Geo-technology battles: Contesting authoritarian values in global cyberspace

     

Credit: ECFR

China and Russia are attempting to ingrain authoritarian values into the global cyberspace, a new analysis suggests.

Russia is also leveraging and restricting mass media and social networks to protect its interests, shielding its population from democratic temptations, and waging an information war against the West and its allies with the aim of undermining citizens’ faith in democracy, say experts Julian Ringhof and José Ignacio Torreblanca:

  • Between 2014 and 2020, foreign powers attempted to interfere in 33 elections, collectively involving 1.7 billion people. The misuse of digital technologies has eroded citizens’ trust in technology companies and damaged democratic politics all over the world.
  • Authoritarian regimes have used advanced digital technologies to strengthen their grip on power and step up repression on dissidents. In 2021, global internet freedom declined for the 15th consecutive year. More internet users were arrested for non-violent political, social, or religious speech in 2021 than ever before.
  • Online hate speech and disinformation continue to spread division, violence, and distrust around the world. In 2017, disinformation and hate speech on social media contributed to the genocide of the Rohingya in Myanmar. ….
  • Between 2016 and 2019, every submission on surveillance technology standards to the UN’s International Telecommunication Union was made by Chinese companies.

Breakthroughs in Artificial Intelligence are accelerating global commercial competition and transforming the international security environment, notes former Google CEO Eric Schmidt. The open nature of free and democratic societies, combined with their increasing reliance on poorly secured digital networks, makes them especially vulnerable, he writes for Daedalus:

Trends in global network platforms will not just define the landscape of commercial AI, but will also shape the security environment in novel ways. International stability will hinge in large measure on whether rival states can manage the uncertainties of AI in the cyber, conventional, and nuclear realms. And the United States will need to carefully navigate its interdependencies with China while also continuing domestic reforms to bolster innovation.

Access Controlled, an analysis from the OpenNet Initiative, documents emerging trends and technologies as governments around the world seek to shape, limit, and control the Internet, the NED’s International Forum observed.

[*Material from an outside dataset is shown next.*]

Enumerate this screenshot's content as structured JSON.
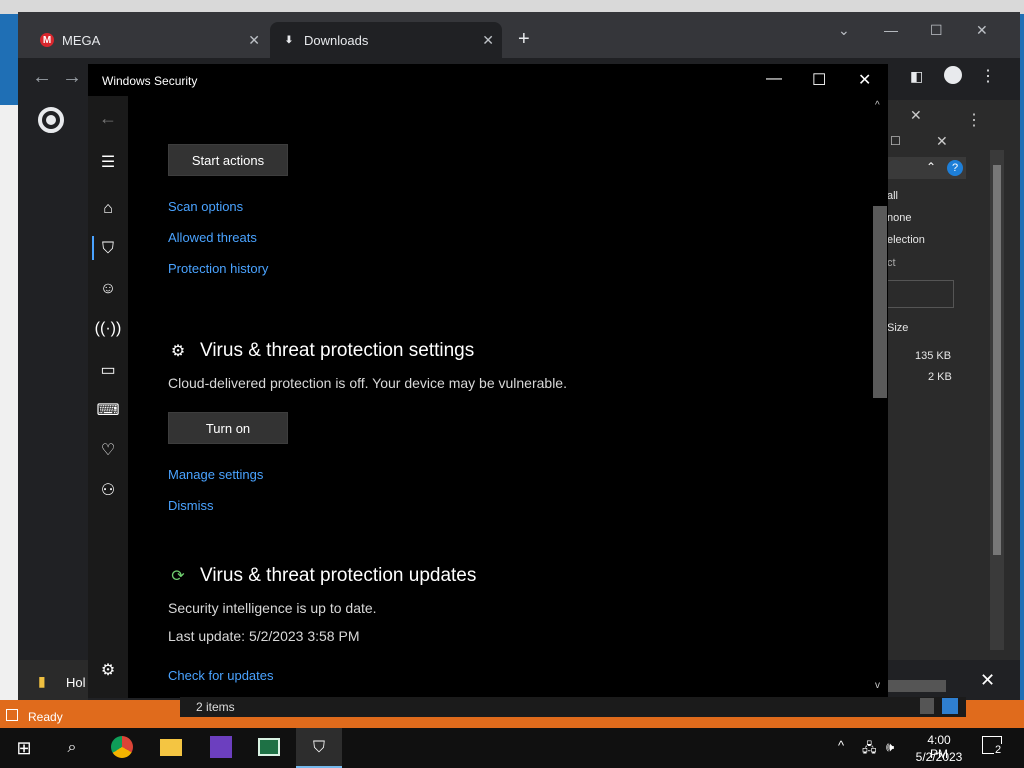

With a hybrid war raging in Europe and in cyberspace, geo-technology battles between the great powers are intensifying. To counter autocratic influence in the technology realm, the EU and US should build digital alliances and seek greater convergence with like-minded countries, and offer the global south an attractive alternative path to digital development, Ringhof and Torreblanca write for the European Council on Foreign Relations, specifically:

  • Consider expanding the Trade and Technology Councils (TTCs) to other democratic technology powers such as Japan or South Korea so that it can become an embryo for a global democratic deal on digital technologies.
  • The EU must seize this moment of increased political alignment with the US and other countries to set forth an ambitious agenda for digital diplomacy. With this digital diplomacy effort, the EU should promote a democratic, human rights-focused, and rules-based global technological order.
  • It should work more closely with its partners to improve global security in the physical and digital spheres.
  • And it should promote open, balanced, and inclusive digital markets and facilitate secure connectivity – especially in the global south. RTWT

Democracy Paradox talks to Ronald Deibert, professor of political science at the Munk School of Global Affairs at the University of Toronto and Director of its Citizen Lab. He recently gave the National Endowment for Democracy’s 18th annual Seymour Martin Lipset lecture on “Digital Subversion: The Threat to Democracy.”

The lecture formed the basis of his article, “Subversion Inc: The Age of Private Espionage” in the most recent Journal of Democracy, it adds.